Thanks for your quick reply the only thing i am doing different is i was using the windows 10 enterprise mulit session instead of you are using server 2016 datacenter wonder if that could be causing the issue
Hi Stavros,
I do not think I did anything special. I simply followed the steps to add AADDS in a very detailed fashion. (I assume you also have done that and verified that you can join a computer to the domain)
FYI: I am using 2016 datacenter as the base for my session host image.
I then followed the detailed steps in https://docs.microsoft.com/en-us/azure/virtual-desktop/ Tutorial.
(Go back and re-read and make sure you have not missed any steps.)
FYI: I used the following options
- Shared desktop
- 2 VM
- Pretty much default all the way.
I have tested many times and never had any problems even when moving to ARM Template use.
Again - very hard to speculate on what problem you may be hitting, but maybe it is not related AADDS use.
Hope this can help in some small way.
Cheers,
Johan
Hi, I am just curious how did you get it to work with AAD DS . My Deployment keeps on failing on
/dscextension with the error:
" PowerShell DSC resource MSFT_ScriptResource failed to execute Set-TargetResource functionality with error message: User is not authorized to query the management service."
Everywhere i been searching is saying its not possible with AADDS.
thanks for the help
- Mike AmoxThat's a hybrid domain join, as you joined and active directory domain, not an Azure AD join. That is supported.
So i have on premise AD with AD connect syncing to Azure AD. Then i created an Azure AD Domain instance and bound it to a VNET and then used that network to connect my Windows Virtual Desktop to and join that domain. So its not joining azure AD directly but a fully synced Azure AD Domain services which is syncing with Azure AD. So technically you arent joining Azure AD natively.

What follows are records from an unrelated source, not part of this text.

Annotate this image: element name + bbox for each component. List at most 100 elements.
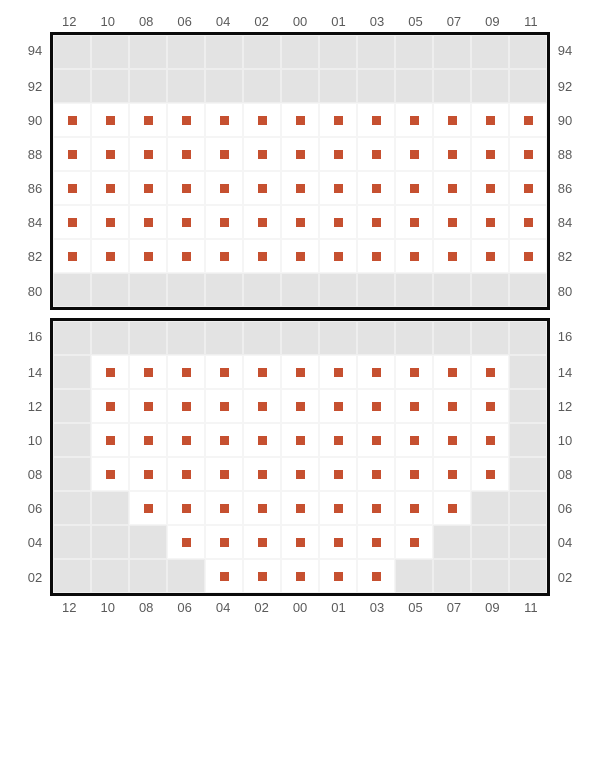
seat-available[interactable] [205,205,243,239]
seat-available[interactable] [91,239,129,273]
seat-available[interactable] [395,239,433,273]
seat-available[interactable] [205,239,243,273]
seat-available[interactable] [395,389,433,423]
seat-available[interactable] [357,525,395,559]
seat-available[interactable] [243,559,281,593]
seat-available[interactable] [395,423,433,457]
seat-available[interactable] [129,171,167,205]
seat-available[interactable] [205,525,243,559]
seat-available[interactable] [91,137,129,171]
seat-available[interactable] [471,137,509,171]
seat-available[interactable] [319,525,357,559]
seat-available[interactable] [243,491,281,525]
seat-available[interactable] [357,103,395,137]
seat-available[interactable] [433,205,471,239]
seat-available[interactable] [281,559,319,593]
seat-available[interactable] [53,137,91,171]
seat-available[interactable] [395,205,433,239]
seat-available[interactable] [395,457,433,491]
seat-available[interactable] [205,559,243,593]
seat-available[interactable] [243,239,281,273]
seat-available[interactable] [53,239,91,273]
seat-available[interactable] [433,491,471,525]
seat-available[interactable] [319,423,357,457]
seat-available[interactable] [281,355,319,389]
seat-available[interactable] [281,457,319,491]
seat-available[interactable] [281,423,319,457]
seat-available[interactable] [243,457,281,491]
seat-available[interactable] [509,171,547,205]
seat-available[interactable] [471,389,509,423]
seat-available[interactable] [433,457,471,491]
seat-available[interactable] [433,171,471,205]
seat-available[interactable] [319,137,357,171]
seat-available[interactable] [167,103,205,137]
seat-available[interactable] [129,389,167,423]
seat-available[interactable] [243,103,281,137]
seat-available[interactable] [129,205,167,239]
seat-available[interactable] [509,137,547,171]
seat-available[interactable] [91,423,129,457]
seat-available[interactable] [281,389,319,423]
seat-available[interactable] [129,137,167,171]
seat-available[interactable] [91,457,129,491]
seat-available[interactable] [243,355,281,389]
seat-available[interactable] [433,389,471,423]
seat-available[interactable] [433,103,471,137]
seat-available[interactable] [205,103,243,137]
seat-available[interactable] [243,137,281,171]
seat-available[interactable] [395,171,433,205]
seat-available[interactable] [243,423,281,457]
seat-available[interactable] [357,355,395,389]
seat-available[interactable] [53,205,91,239]
seat-available[interactable] [243,525,281,559]
seat-available[interactable] [53,103,91,137]
seat-available[interactable] [205,457,243,491]
seat-available[interactable] [509,205,547,239]
seat-available[interactable] [167,171,205,205]
seat-available[interactable] [395,137,433,171]
seat-available[interactable] [433,239,471,273]
seat-available[interactable] [129,457,167,491]
seat-available[interactable] [205,355,243,389]
seat-available[interactable] [205,389,243,423]
seat-available[interactable] [167,389,205,423]
seat-available[interactable] [471,239,509,273]
seat-available[interactable] [167,137,205,171]
seat-available[interactable] [471,457,509,491]
seat-available[interactable] [129,239,167,273]
seat-available[interactable] [471,355,509,389]
seat-available[interactable] [357,137,395,171]
seat-available[interactable] [281,205,319,239]
seat-available[interactable] [281,525,319,559]
seat-available[interactable] [129,491,167,525]
seat-available[interactable] [319,491,357,525]
seat-available[interactable] [167,491,205,525]
seat-available[interactable] [129,423,167,457]
seat-available[interactable] [281,103,319,137]
seat-available[interactable] [357,491,395,525]
seat-available[interactable] [167,423,205,457]
seat-available[interactable] [433,423,471,457]
seat-available[interactable] [471,103,509,137]
seat-available[interactable] [129,103,167,137]
seat-available[interactable] [319,239,357,273]
seat-available[interactable] [509,239,547,273]
seat-available[interactable] [91,205,129,239]
seat-available[interactable] [167,205,205,239]
seat-available[interactable] [281,491,319,525]
seat-available[interactable] [319,559,357,593]
seat-available[interactable] [281,239,319,273]
seat-available[interactable] [357,205,395,239]
seat-available[interactable] [281,137,319,171]
seat-available[interactable] [205,137,243,171]
seat-available[interactable] [91,389,129,423]
seat-available[interactable] [243,205,281,239]
seat-available[interactable] [319,103,357,137]
seat-available[interactable] [471,423,509,457]
seat-available[interactable] [91,171,129,205]
seat-available[interactable] [395,355,433,389]
seat-available[interactable] [357,559,395,593]
seat-available[interactable] [167,525,205,559]
seat-available[interactable] [395,491,433,525]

Ron Howe I got it to work with only Azure AD and Azure AD DS together.
I started with an Azure AD and added/verified a custom domain.
I created an admin in this custom domain.
I then added Azure AD DS referring to the custom domain
I changed the password of my domain admin to allow it to synch with Azure AD DS
I verified that I could join a workgroup windows server to Azure AD DS with my admin
Adding the host pool to the domain and adding users to the domain worked fine.
Testing to connect with assigned users worked ok
No need for any on premise domain in my case.